3.2 Winding Arrangement

 

To reduce leakage inductance, windings should be arranged in concentric manner. As shown in Figure 2, secondary windings in Figure 2 (a) are made of triple insulated wires. In Fig. 2 (b), all enameled wires are wound. However, a safe margin should be set aside and a reinforced insulation layer should be added between the secondary winding and the feedback winding. For multi-output switching power supply, the secondary winding with the highest output power should be close to the primary winding to increase coupling and reduce magnetic leakage. When the number of secondary turns is very small, in order to increase the coupling with the primary, it is advisable to use multi-strand parallel winding to evenly distribute on the whole skeleton to increase the coverage area. If conditions permit, foil winding as secondary is also a good way to increase coupling.

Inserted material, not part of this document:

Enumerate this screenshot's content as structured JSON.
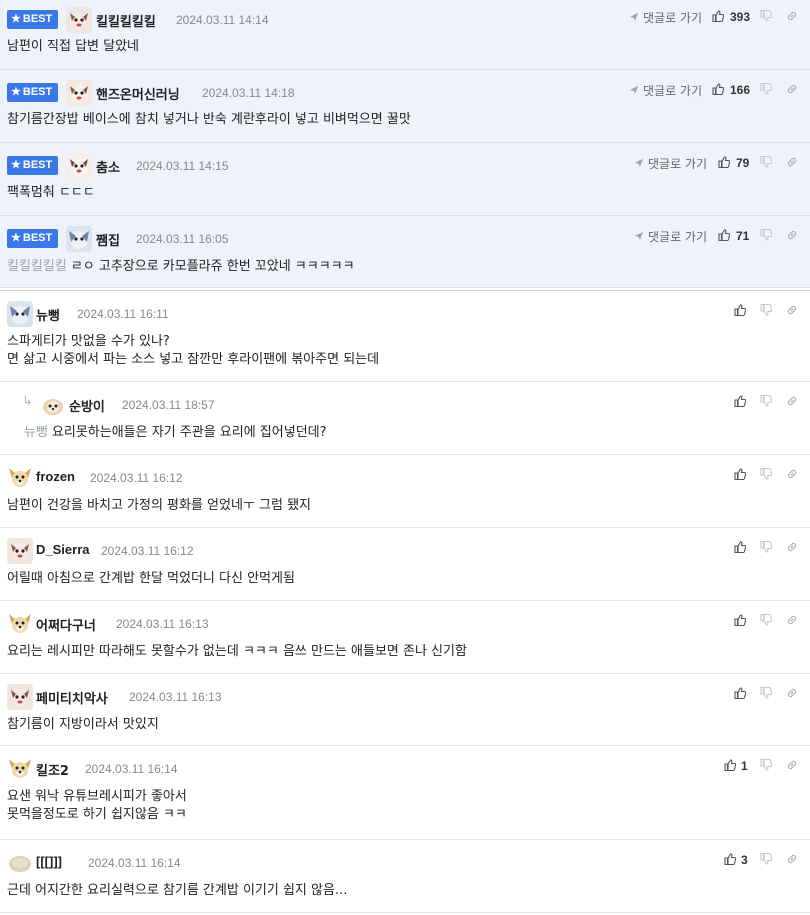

In the process of switching power supply, the distributed capacitance of winding is charged and discharged repeatedly, and the energy on it is absorbed. Distributed capacitance not only reduces the efficiency of power supply, but also constitutes LC oscillator with distributed inductance of winding, which will produce ringing noise. The effect of distributed capacitance of primary winding is particularly significant. In order to reduce the distributed capacitance, the length of the conductor per turn should be reduced as much as possible, and the initial end of the primary winding should be connected with the drain pole, and a part of the primary winding should be used to shield and reduce the coupling degree of the adjacent windings.

4.1 Suppression of Audio Noise of High Frequency Transformer

The attraction between EE or EI cores of high frequency transformer can displace the two cores. The force of gravity or repulsion between winding currents can also offset the coil. In addition, mechanical vibration can lead to periodic deformation. All these factors will make the high frequency transformer produce audio noise when it works. The audio noise frequency of single-chip switching power supply under 10W is about 10kHz ~ 20kHz.

In order to prevent the relative displacement between magnetic cores, epoxy resin is usually used as binder to bond the three contact surfaces (including the central column) of two magnetic cores. But the effect of this rigid connection is not ideal. Because it can't minimize the audio noise, and there are too many adhesives, the magnetic core is easy to break when it is subjected to mechanical stress. Recently, a special Glassbeads cementing agent has been used abroad to bond ferrite cores such as EE and EI, and the effect is very good. The binder is a mixture of glass beads and adhesives in a ratio of 1:9. It can be cured when it is placed in a temperature environment above 100 C for one hour. Its function is similar to that of ball bearings. After curing, each core can still independently deform or displace in a small range, while the overall position remains unchanged, which has a restraining effect on deformation. The internal structure of high frequency transformer bonded with glass bead adhesive is shown in Fig. 3. This technology can reduce the audio noise by 5 dB.

4.2 Shielding of High Frequency Transformer

In order to prevent the leakage magnetic field of high frequency transformer from interfering with adjacent circuits, a copper sheet can be surrounded outside the transformer to form a shielding band as shown in Fig. 4. The shielding belt is equivalent to a short circuit ring, which can restrain the leakage magnetic field. The shielding belt should be connected to the ground.